OBI also expects investor sentiment to improve, with strong demand for well let assets in good locations from a diverse range of investors.
Looking ahead to the rest of the year Richard said that occupancy levels in managed workspace will remain above 85%, as occupiers continue to place flexibility at the heart of their real estate strategy.
“We believe that typical lease lengths will reduce as more occupiers continue to seek flexibility. This will be evident across all size bands within the market, including on larger transactions of 10,000 sq ft plus where occupiers have typically committed to longer terms.

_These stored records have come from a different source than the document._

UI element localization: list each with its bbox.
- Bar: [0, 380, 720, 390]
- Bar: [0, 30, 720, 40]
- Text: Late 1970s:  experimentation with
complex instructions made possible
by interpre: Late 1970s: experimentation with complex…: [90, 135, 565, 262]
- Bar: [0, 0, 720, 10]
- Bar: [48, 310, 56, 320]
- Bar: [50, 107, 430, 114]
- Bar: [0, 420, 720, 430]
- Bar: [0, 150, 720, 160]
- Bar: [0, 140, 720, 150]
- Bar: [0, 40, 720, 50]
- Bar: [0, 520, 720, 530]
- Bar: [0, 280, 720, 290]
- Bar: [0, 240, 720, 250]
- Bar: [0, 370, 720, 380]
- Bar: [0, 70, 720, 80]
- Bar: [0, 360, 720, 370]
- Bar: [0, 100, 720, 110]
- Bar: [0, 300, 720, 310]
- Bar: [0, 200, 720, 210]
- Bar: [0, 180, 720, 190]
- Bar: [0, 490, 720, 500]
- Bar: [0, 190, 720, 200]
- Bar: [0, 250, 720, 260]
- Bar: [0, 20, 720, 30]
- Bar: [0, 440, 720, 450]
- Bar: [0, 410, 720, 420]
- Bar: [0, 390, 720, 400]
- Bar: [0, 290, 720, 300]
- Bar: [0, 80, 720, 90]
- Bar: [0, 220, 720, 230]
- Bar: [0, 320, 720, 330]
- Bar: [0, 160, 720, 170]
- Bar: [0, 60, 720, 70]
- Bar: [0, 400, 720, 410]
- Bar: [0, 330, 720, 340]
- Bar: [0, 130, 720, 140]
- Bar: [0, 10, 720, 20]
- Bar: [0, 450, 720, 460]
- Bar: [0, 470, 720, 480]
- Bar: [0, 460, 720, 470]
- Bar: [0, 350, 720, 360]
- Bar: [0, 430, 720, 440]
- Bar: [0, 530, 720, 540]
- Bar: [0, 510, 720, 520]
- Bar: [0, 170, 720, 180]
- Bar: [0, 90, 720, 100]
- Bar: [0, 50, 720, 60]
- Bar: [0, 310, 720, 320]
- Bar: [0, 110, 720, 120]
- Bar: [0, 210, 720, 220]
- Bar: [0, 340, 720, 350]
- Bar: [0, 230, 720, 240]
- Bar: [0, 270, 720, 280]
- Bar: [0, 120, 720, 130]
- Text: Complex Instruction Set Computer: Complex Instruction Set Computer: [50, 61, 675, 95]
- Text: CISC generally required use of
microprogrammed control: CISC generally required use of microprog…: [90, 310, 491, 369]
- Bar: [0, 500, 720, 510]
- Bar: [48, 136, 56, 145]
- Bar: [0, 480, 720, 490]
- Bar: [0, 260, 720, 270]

“Space transacted by emerging business sectors including cyber security and life sciences will increase,” added Richard. “The result of this will be the development of new clusters around Manchester city centre.”
Other predictions from OBI’s Manchester Office Market 2019 report include the changing occupier expectations which stem from the rise in managed workspace operators.
“Occupiers now expect more from front of house building management teams,” said Richard.
“Because of this, landlords will increasingly aspire to provide hospitality level building concierge services rather than a traditional security. In return, occupiers will be willing to pay higher service charges.
“Take-up levels from managed workspace operators will reduce compared to 2019, due to fewer leasing opportunities being available and increasing scrutiny from Landlord’s into the operators looking to take space. Management and revenue share agreements will need to be become an accepted vehicle to keep momentum of operators taking space.
“As a result, those operators with live requirements will have to consider smaller scale acquisitions or commit to space in new developments pre-completion of the construction works.”
Richard added: “Finally, we predict an increase in landlords undertaking speculative CAT A+ fit outs, as they seek to capitalise on occupier demand for solutions that comprise a hybrid offering between managed workspace and conventional accommodation with customisable, fitted out space.”